🤖 AI Summary
To address the growing sophistication of Android malware and the low accuracy and high computational overhead of conventional detection methods, this paper proposes an attention-enhanced MLP-SVM fusion framework. We introduce a novel attention-guided lightweight feature selection paradigm that distills 47 highly discriminative features from raw inputs, followed by Linear Discriminant Analysis (LDA) to compress them into 14-dimensional discriminative components. On this minimal yet expressive representation, we jointly leverage an attention-enhanced multilayer perceptron (MLP) and an RBF-kernel support vector machine (SVM) for accurate malware detection and family classification.
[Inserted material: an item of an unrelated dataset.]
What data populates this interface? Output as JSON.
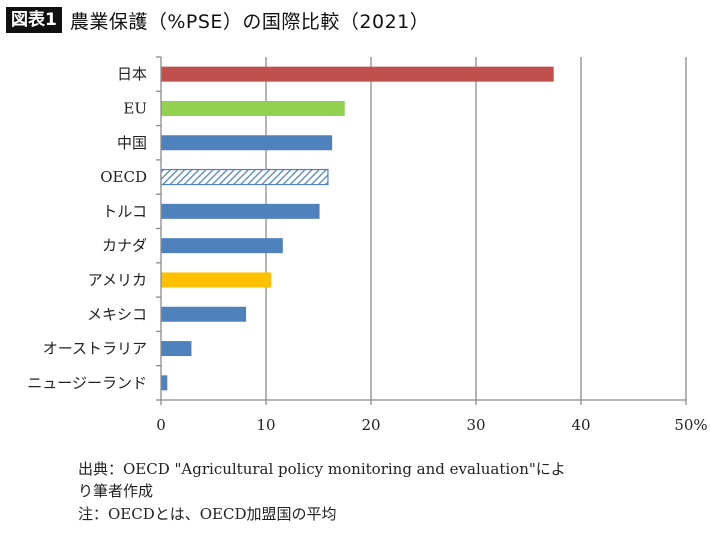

Evaluated on the CCS-CIC-AndMal-2020 dataset, our method achieves 99.03% accuracy—surpassing all existing state-of-the-art approaches—while significantly reducing computational complexity and mitigating model evolution sensitivity. The framework thus delivers both high efficiency and strong robustness.
📝 Abstract
The escalating sophistication of Android malware poses significant challenges to traditional detection methods, necessitating innovative approaches that can efficiently identify and classify threats with high precision. This paper introduces a novel framework that synergistically integrates an attention-enhanced Multi-Layer Perceptron (MLP) with a Support Vector Machine (SVM) to make Android malware detection and classification more effective. By carefully analyzing a mere 47 features out of over 9,760 available in the comprehensive CCCS-CIC-AndMal-2020 dataset, our MLP-SVM model achieves an impressive accuracy over 99% in identifying malicious applications. The MLP, enhanced with an attention mechanism, focuses on the most discriminative features and further reduces the 47 features to only 14 components using Linear Discriminant Analysis (LDA). Despite this significant reduction in dimensionality, the SVM component, equipped with an RBF kernel, excels in mapping these components to a high-dimensional space, facilitating precise classification of malware into their respective families. Rigorous evaluations, encompassing accuracy, precision, recall, and F1-score metrics, confirm the superiority of our approach compared to existing state-of-the-art techniques. The proposed framework not only significantly reduces the computational complexity by leveraging a compact feature set but also exhibits resilience against the evolving Android malware landscape.